Output on my machine with a sample file similar to what you showed:

6.139s: file has 33253213 lines
238.130s: read into memory
517.669s: sorted

The default in numpy is Quicksort. The ndarray.sort() routine (which sorts in-place) can also take keyword argument kind="mergesort" or kind="heapsort" but it appears neither of these is capable of sorting on a Record Array which, incidentally, I used as the only way I could see to sort the columns together as opposed to the default which would sort them independently (totally messing up your data).

Answer 5

The cheapest way to store the input lines in memory is as array.array('i') elements -- assuming each number will fit in a signed 32-bit integer. The memory cost will be 8N bytes, where N is the number of lines.
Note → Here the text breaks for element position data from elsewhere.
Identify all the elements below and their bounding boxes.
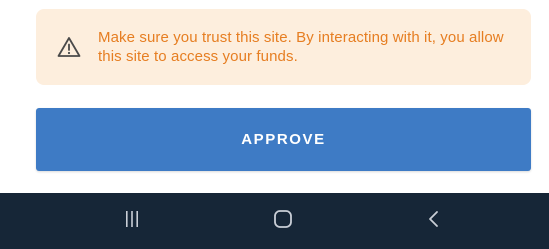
home-icon bbox=[273, 209, 293, 234]
warning-triangle-icon bbox=[56, 34, 82, 60]
approve-button[interactable]: APPROVE bbox=[36, 108, 531, 171]
back-button[interactable] bbox=[404, 193, 464, 249]
warning-text: Make sure you trust this site. By intera… bbox=[98, 29, 504, 65]
page: Make sure you trust this site. By intera… bbox=[0, 0, 549, 249]
recent-apps-icon bbox=[124, 210, 140, 233]
back-icon bbox=[427, 209, 441, 234]
warning-banner: Make sure you trust this site. By intera… bbox=[36, 9, 531, 85]
recent-apps-button[interactable] bbox=[102, 193, 162, 249]
navigation-bar bbox=[0, 193, 549, 249]
home-button[interactable] bbox=[253, 193, 313, 249]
Here is how to do the sort and write the output file in sorted order:

from array import array
import csv
a = array('i')
b = array('i')
for anum, bnum in csv.reader(open('input.csv', 'rb')):
    a.append(int(anum))
    b.append(int(bnum))
wtr = csv.writer(open('output.csv', 'wb'))
for i in sorted(xrange(len(a)), key=lambda x: b[x]):
    wtr.writerow([a[i], b[i]])

Unfortunately sorted()returns a list, not an iterator, and this list will be rather large: 4N bytes for pointers and 12N bytes for int objects, i.e. 16N bytes for the sorted() output. Note: this is based on CPython 2.X on a 32-bit machine; it gets worse for each of 3.X and 64-bit machines. All up that's 24N bytes. You have 31 million lines, so you need 31 * 24 = 744 MB ... looks like it should work; note that this calculation doesn't allow for any memory allocated by the sort, but you have a reasonable safety margin.

Aside: What is the cost of an extra GB or 3 of memory expressed in hours at your salary rate?

Answer 6

All python objects have a memory overhead on top of the data they are actually storing. According to getsizeof on my 32 bit Ubuntu system a tuple has an overhead of 32 bytes and an int takes 12 bytes, so each row in your file takes a 56 bytes + a 4 byte pointer in the list - I presume it will be a lot more for a 64 bit system. This is in line with the figures you gave and means your 30 million rows will take 1.8 GB.

I suggest that instead of using python you use the unix sort utility. I am not a Mac-head but I presume the OS X sort options are the same the linux version, so this should work:

sort -n -t, -k2 links.csv

-n means sort numerically

-t, means use a comma as the field separator

-k2 means sort on the second field

This will sort the file and write the result to stdout. You could redirect it to another file or pipe it to you python program to do further processing.

edit: If you do not want to sort the file before you run your python script, you could use the subprocess module to create a pipe to the shell sort utility, then read the sorted results from the output of the pipe.